Thursday, April 3, 2008

Shine A Light

posted by Free Press Houston @ 12:55 PM


Rolling Stones fans will eat Shine A Light up, especially in the IMAX version. Definitely on a par above typical Stones performance films with its deft attention to close-ups and instrumentation and somewhat below such Stones docus such as Gimme Shelter and CS Blues, this Martin Scorsese helmed effort finds the best of the best being finely manipulated by the best.
Perhaps not oddly the rock acolytes drawn to this film, like the type of fans attracted to Stones concerts, will vary from those who want to rock out at full volume to those prone to discomfort because someone is standing or tapping their foot too loudly on the floor.

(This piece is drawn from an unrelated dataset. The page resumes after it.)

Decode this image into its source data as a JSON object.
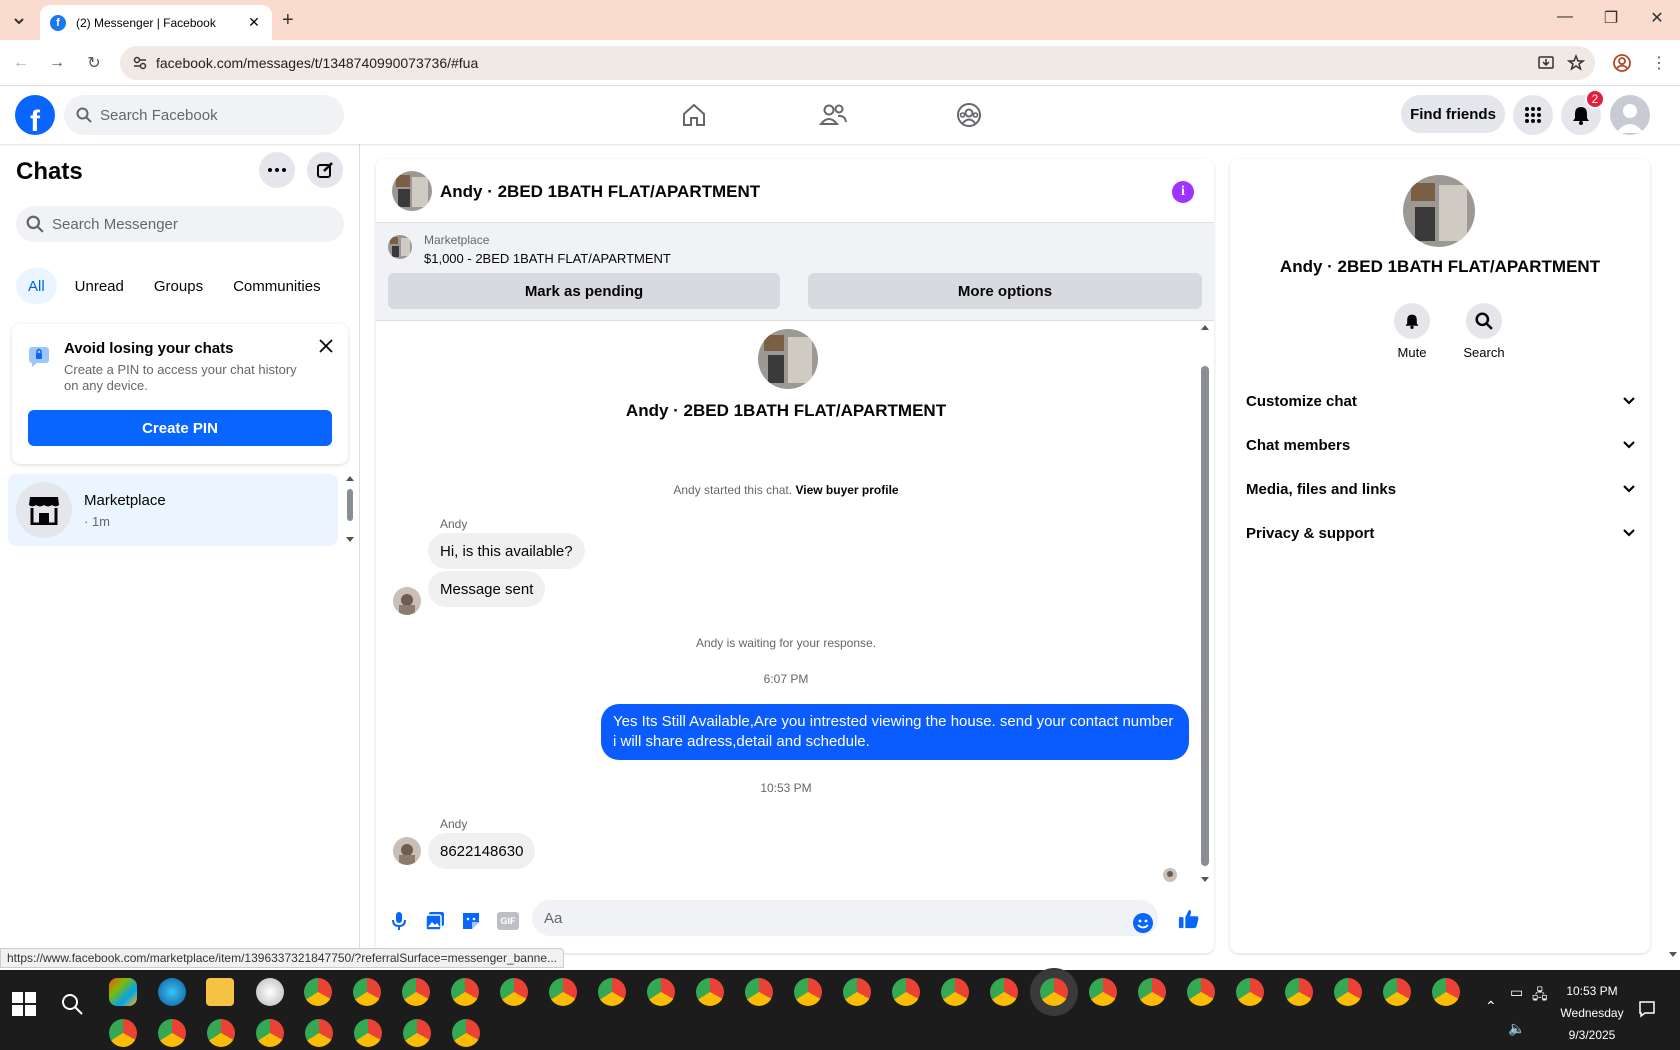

A prologue reduced in screen size and mostly in black and white shows Scorsese and Jagger sparring over the phone as to whether Scorsese can have access to the set list well before the concert, the amount of lights to be used, and even a meet and greet with Bill, Hillary and Hillary’s mom. Just when this behind the scenes conceit seems about to run out of steam the show begins to start, a running production assistant hands the set list to Scorsese and the screen image explodes to full screen as the Stones launch into Jumpin’ Jack Flash.

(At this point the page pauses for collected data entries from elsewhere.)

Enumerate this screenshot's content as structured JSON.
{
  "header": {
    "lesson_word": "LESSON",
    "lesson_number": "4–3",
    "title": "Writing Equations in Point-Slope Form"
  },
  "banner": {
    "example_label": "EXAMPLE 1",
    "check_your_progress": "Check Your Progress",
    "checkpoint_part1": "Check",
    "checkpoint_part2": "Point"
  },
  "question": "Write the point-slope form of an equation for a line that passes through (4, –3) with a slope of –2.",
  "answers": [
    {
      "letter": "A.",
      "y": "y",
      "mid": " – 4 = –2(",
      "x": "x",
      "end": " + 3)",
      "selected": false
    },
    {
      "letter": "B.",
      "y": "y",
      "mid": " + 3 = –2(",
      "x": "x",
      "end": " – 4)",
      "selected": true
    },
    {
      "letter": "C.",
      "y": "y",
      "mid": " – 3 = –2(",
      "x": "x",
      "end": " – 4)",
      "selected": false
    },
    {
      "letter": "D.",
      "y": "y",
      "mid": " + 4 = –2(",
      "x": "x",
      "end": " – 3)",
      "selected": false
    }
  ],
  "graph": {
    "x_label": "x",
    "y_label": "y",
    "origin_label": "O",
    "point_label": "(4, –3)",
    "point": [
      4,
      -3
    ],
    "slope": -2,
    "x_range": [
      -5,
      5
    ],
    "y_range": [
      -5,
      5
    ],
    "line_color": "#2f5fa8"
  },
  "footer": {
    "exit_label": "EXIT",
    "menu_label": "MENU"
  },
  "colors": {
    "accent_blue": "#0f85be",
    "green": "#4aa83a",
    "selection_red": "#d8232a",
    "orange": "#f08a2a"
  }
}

The next two songs, Shattered and She Was Hot, find the band missing a cylinder but this is a film that allows the good and the bad. Clinton next to Champagne and Reefer and cherubic Mick next to aged Mick. The songs bounce back with All Down the Line, slow down for an acoustic As Tears Go By, and raise eyebrows with the less known Some Girls. Three songs feature guests: Jack White, Christina Aguilera, and Buddy Guy. All the songs are heard and seen in their entirety with the exception of Connection, part of a Keith Richards two-fer that starts with You Got the Silver. Connection cuts between a laughing angel-faced Richards in 60s newsreel interviews and the present day Richards. His face, etched two stories tall in cinematic glory, looks stone chiseled with wrinkles. One great shot captures Richards in a spotlight silhouette as he spats out a cigarette butt, the spit and ashes twinkling around his form like a halo. A few times during the film Scorsese cuts to prime 1960s and 70s interviews (BBC, Japanese and Australian television) that show a exuberant side of the glimmer twins people under 35 might not be familiar with. With one newscaster Jagger sports the kind of mischievous grin one would associate with Eddie Murphey in wise acre mode.

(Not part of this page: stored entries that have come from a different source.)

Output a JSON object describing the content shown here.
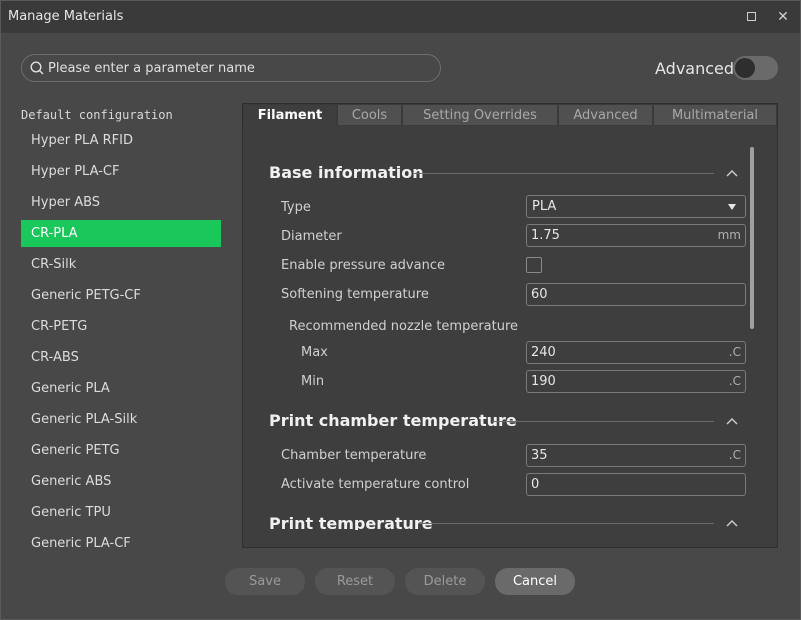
{
  "window": {
    "title": "Manage Materials"
  },
  "search": {
    "placeholder": "Please enter a parameter name"
  },
  "advanced": {
    "label": "Advanced"
  },
  "sidebar": {
    "header": "Default configuration",
    "items": [
      "Hyper PLA RFID",
      "Hyper PLA-CF",
      "Hyper ABS",
      "CR-PLA",
      "CR-Silk",
      "Generic PETG-CF",
      "CR-PETG",
      "CR-ABS",
      "Generic PLA",
      "Generic PLA-Silk",
      "Generic PETG",
      "Generic ABS",
      "Generic TPU",
      "Generic PLA-CF"
    ],
    "selected": "CR-PLA"
  },
  "tabs": [
    "Filament",
    "Cools",
    "Setting Overrides",
    "Advanced",
    "Multimaterial"
  ],
  "active_tab": "Filament",
  "sections": {
    "base": {
      "title": "Base information",
      "type_label": "Type",
      "type_value": "PLA",
      "diameter_label": "Diameter",
      "diameter_value": "1.75",
      "diameter_unit": "mm",
      "pressure_label": "Enable pressure advance",
      "softening_label": "Softening temperature",
      "softening_value": "60",
      "nozzle_group_label": "Recommended nozzle temperature",
      "max_label": "Max",
      "max_value": "240",
      "min_label": "Min",
      "min_value": "190",
      "temp_unit": ".C"
    },
    "chamber": {
      "title": "Print chamber temperature",
      "chamber_label": "Chamber temperature",
      "chamber_value": "35",
      "activate_label": "Activate temperature control",
      "activate_value": "0"
    },
    "print_temp": {
      "title": "Print temperature"
    }
  },
  "buttons": {
    "save": "Save",
    "reset": "Reset",
    "delete": "Delete",
    "cancel": "Cancel"
  }
}
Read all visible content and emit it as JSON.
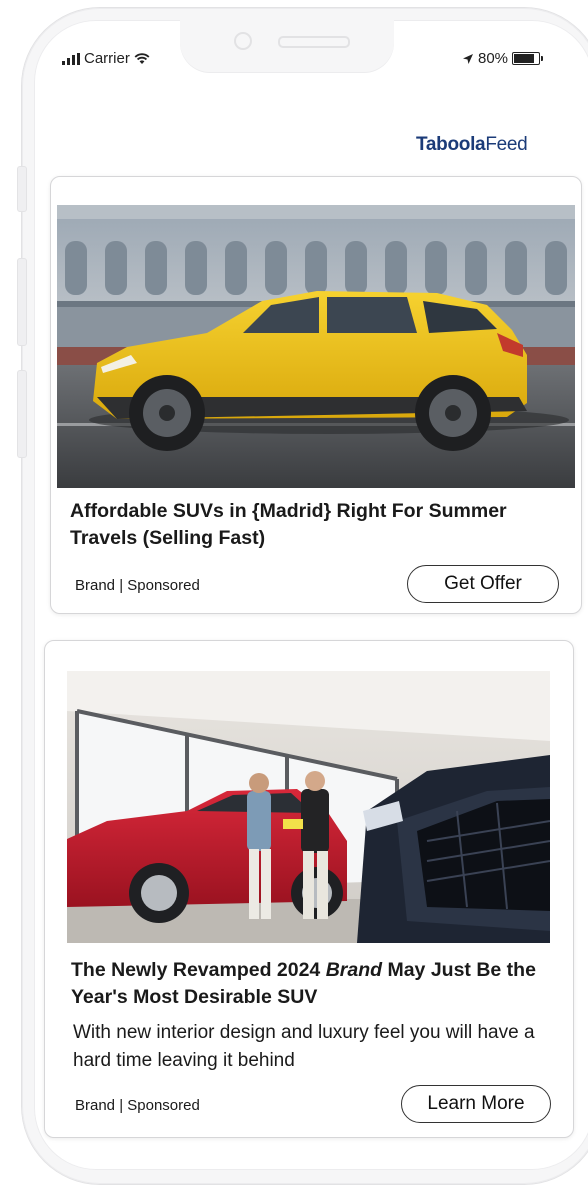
{
  "status_bar": {
    "carrier": "Carrier",
    "battery_percent": "80%",
    "icons": [
      "signal-bars-icon",
      "wifi-icon",
      "location-arrow-icon",
      "battery-icon"
    ]
  },
  "header": {
    "logo_brand": "Taboola",
    "logo_suffix": "Feed"
  },
  "cards": [
    {
      "image_alt": "Yellow SUV driving past a classical building",
      "title": "Affordable SUVs in {Madrid} Right For Summer Travels  (Selling Fast)",
      "brand_label": "Brand | Sponsored",
      "cta_label": "Get Offer"
    },
    {
      "image_alt": "Two men in a car showroom next to a red SUV",
      "title_part1": "The Newly Revamped 2024 ",
      "title_italic": "Brand",
      "title_part2": " May Just Be the Year's Most Desirable SUV",
      "description": "With new interior design and luxury feel you will have a hard time leaving it behind",
      "brand_label": "Brand | Sponsored",
      "cta_label": "Learn More"
    }
  ],
  "colors": {
    "logo": "#1b3b78",
    "suv_yellow": "#f2c417",
    "suv_red": "#c21e2b"
  }
}
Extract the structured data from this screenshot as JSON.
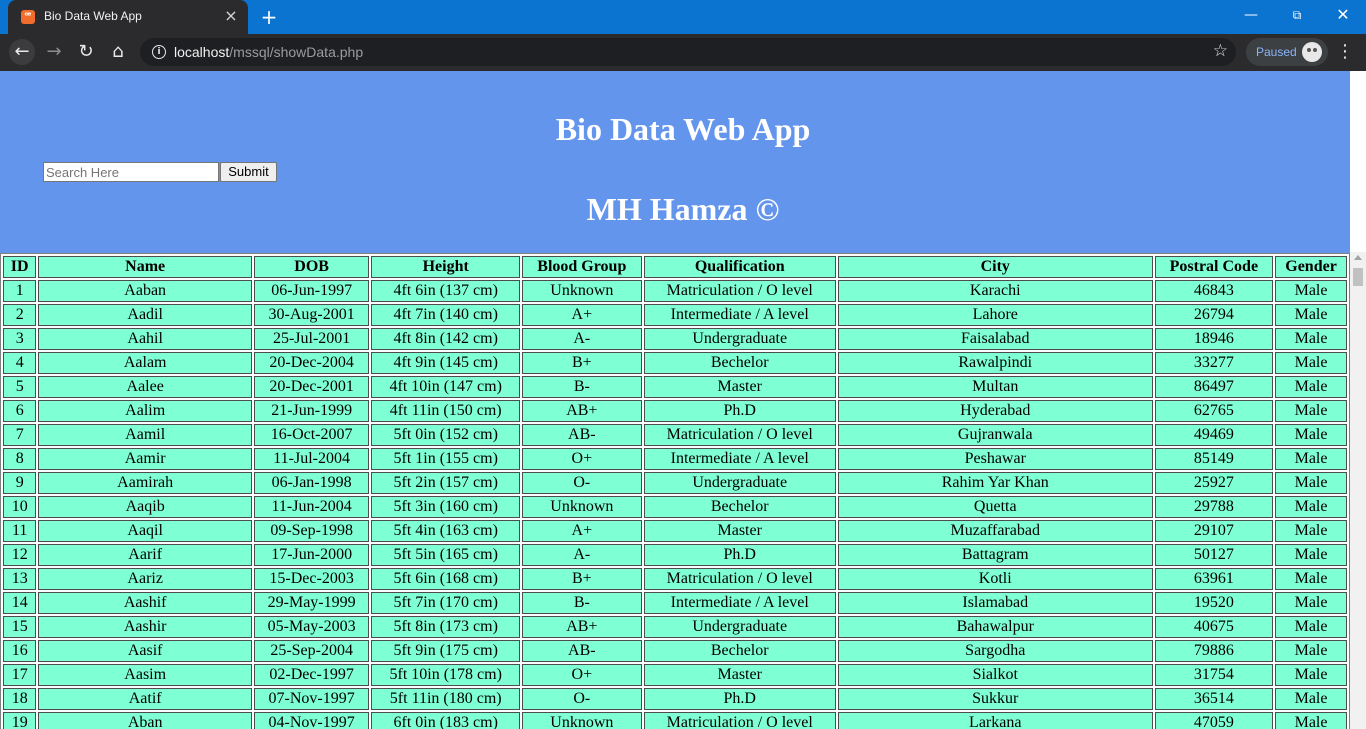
{
  "browser": {
    "tab_title": "Bio Data Web App",
    "new_tab_icon": "plus-icon",
    "url_host": "localhost",
    "url_path": "/mssql/showData.php",
    "profile_status": "Paused"
  },
  "header": {
    "title": "Bio Data Web App",
    "author": "MH Hamza ©",
    "background": "#6495ed"
  },
  "search": {
    "placeholder": "Search Here",
    "value": "",
    "submit_label": "Submit"
  },
  "table": {
    "cell_background": "#7fffd4",
    "columns": [
      "ID",
      "Name",
      "DOB",
      "Height",
      "Blood Group",
      "Qualification",
      "City",
      "Postral Code",
      "Gender"
    ],
    "rows": [
      [
        "1",
        "Aaban",
        "06-Jun-1997",
        "4ft 6in (137 cm)",
        "Unknown",
        "Matriculation / O level",
        "Karachi",
        "46843",
        "Male"
      ],
      [
        "2",
        "Aadil",
        "30-Aug-2001",
        "4ft 7in (140 cm)",
        "A+",
        "Intermediate / A level",
        "Lahore",
        "26794",
        "Male"
      ],
      [
        "3",
        "Aahil",
        "25-Jul-2001",
        "4ft 8in (142 cm)",
        "A-",
        "Undergraduate",
        "Faisalabad",
        "18946",
        "Male"
      ],
      [
        "4",
        "Aalam",
        "20-Dec-2004",
        "4ft 9in (145 cm)",
        "B+",
        "Bechelor",
        "Rawalpindi",
        "33277",
        "Male"
      ],
      [
        "5",
        "Aalee",
        "20-Dec-2001",
        "4ft 10in (147 cm)",
        "B-",
        "Master",
        "Multan",
        "86497",
        "Male"
      ],
      [
        "6",
        "Aalim",
        "21-Jun-1999",
        "4ft 11in (150 cm)",
        "AB+",
        "Ph.D",
        "Hyderabad",
        "62765",
        "Male"
      ],
      [
        "7",
        "Aamil",
        "16-Oct-2007",
        "5ft 0in (152 cm)",
        "AB-",
        "Matriculation / O level",
        "Gujranwala",
        "49469",
        "Male"
      ],
      [
        "8",
        "Aamir",
        "11-Jul-2004",
        "5ft 1in (155 cm)",
        "O+",
        "Intermediate / A level",
        "Peshawar",
        "85149",
        "Male"
      ],
      [
        "9",
        "Aamirah",
        "06-Jan-1998",
        "5ft 2in (157 cm)",
        "O-",
        "Undergraduate",
        "Rahim Yar Khan",
        "25927",
        "Male"
      ],
      [
        "10",
        "Aaqib",
        "11-Jun-2004",
        "5ft 3in (160 cm)",
        "Unknown",
        "Bechelor",
        "Quetta",
        "29788",
        "Male"
      ],
      [
        "11",
        "Aaqil",
        "09-Sep-1998",
        "5ft 4in (163 cm)",
        "A+",
        "Master",
        "Muzaffarabad",
        "29107",
        "Male"
      ],
      [
        "12",
        "Aarif",
        "17-Jun-2000",
        "5ft 5in (165 cm)",
        "A-",
        "Ph.D",
        "Battagram",
        "50127",
        "Male"
      ],
      [
        "13",
        "Aariz",
        "15-Dec-2003",
        "5ft 6in (168 cm)",
        "B+",
        "Matriculation / O level",
        "Kotli",
        "63961",
        "Male"
      ],
      [
        "14",
        "Aashif",
        "29-May-1999",
        "5ft 7in (170 cm)",
        "B-",
        "Intermediate / A level",
        "Islamabad",
        "19520",
        "Male"
      ],
      [
        "15",
        "Aashir",
        "05-May-2003",
        "5ft 8in (173 cm)",
        "AB+",
        "Undergraduate",
        "Bahawalpur",
        "40675",
        "Male"
      ],
      [
        "16",
        "Aasif",
        "25-Sep-2004",
        "5ft 9in (175 cm)",
        "AB-",
        "Bechelor",
        "Sargodha",
        "79886",
        "Male"
      ],
      [
        "17",
        "Aasim",
        "02-Dec-1997",
        "5ft 10in (178 cm)",
        "O+",
        "Master",
        "Sialkot",
        "31754",
        "Male"
      ],
      [
        "18",
        "Aatif",
        "07-Nov-1997",
        "5ft 11in (180 cm)",
        "O-",
        "Ph.D",
        "Sukkur",
        "36514",
        "Male"
      ],
      [
        "19",
        "Aban",
        "04-Nov-1997",
        "6ft 0in (183 cm)",
        "Unknown",
        "Matriculation / O level",
        "Larkana",
        "47059",
        "Male"
      ]
    ]
  }
}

The show seems over before you know it although Start Me Up is always an indication things are coming to an end. After the concert there’s a brief segment where a tracking shot of Mick leaving the stage merges into the Goodfellas tracking shot, through more than one backstage door and finally spilling out to the street where the camera is greeted by flashbulbs (King of Comedy) and Scorsese himself directing the camera up and away until the image shows the complete lower part of nighttime Manhattan glittering under a full moon.
If there’s any doubt to the integrity of the production look at the list of cinematographers (a few of them award winners) who manned the various cameras. Concert rock films have evolved into outer space since the terrestrial days of The Doors Live at the Hollywood Bowl.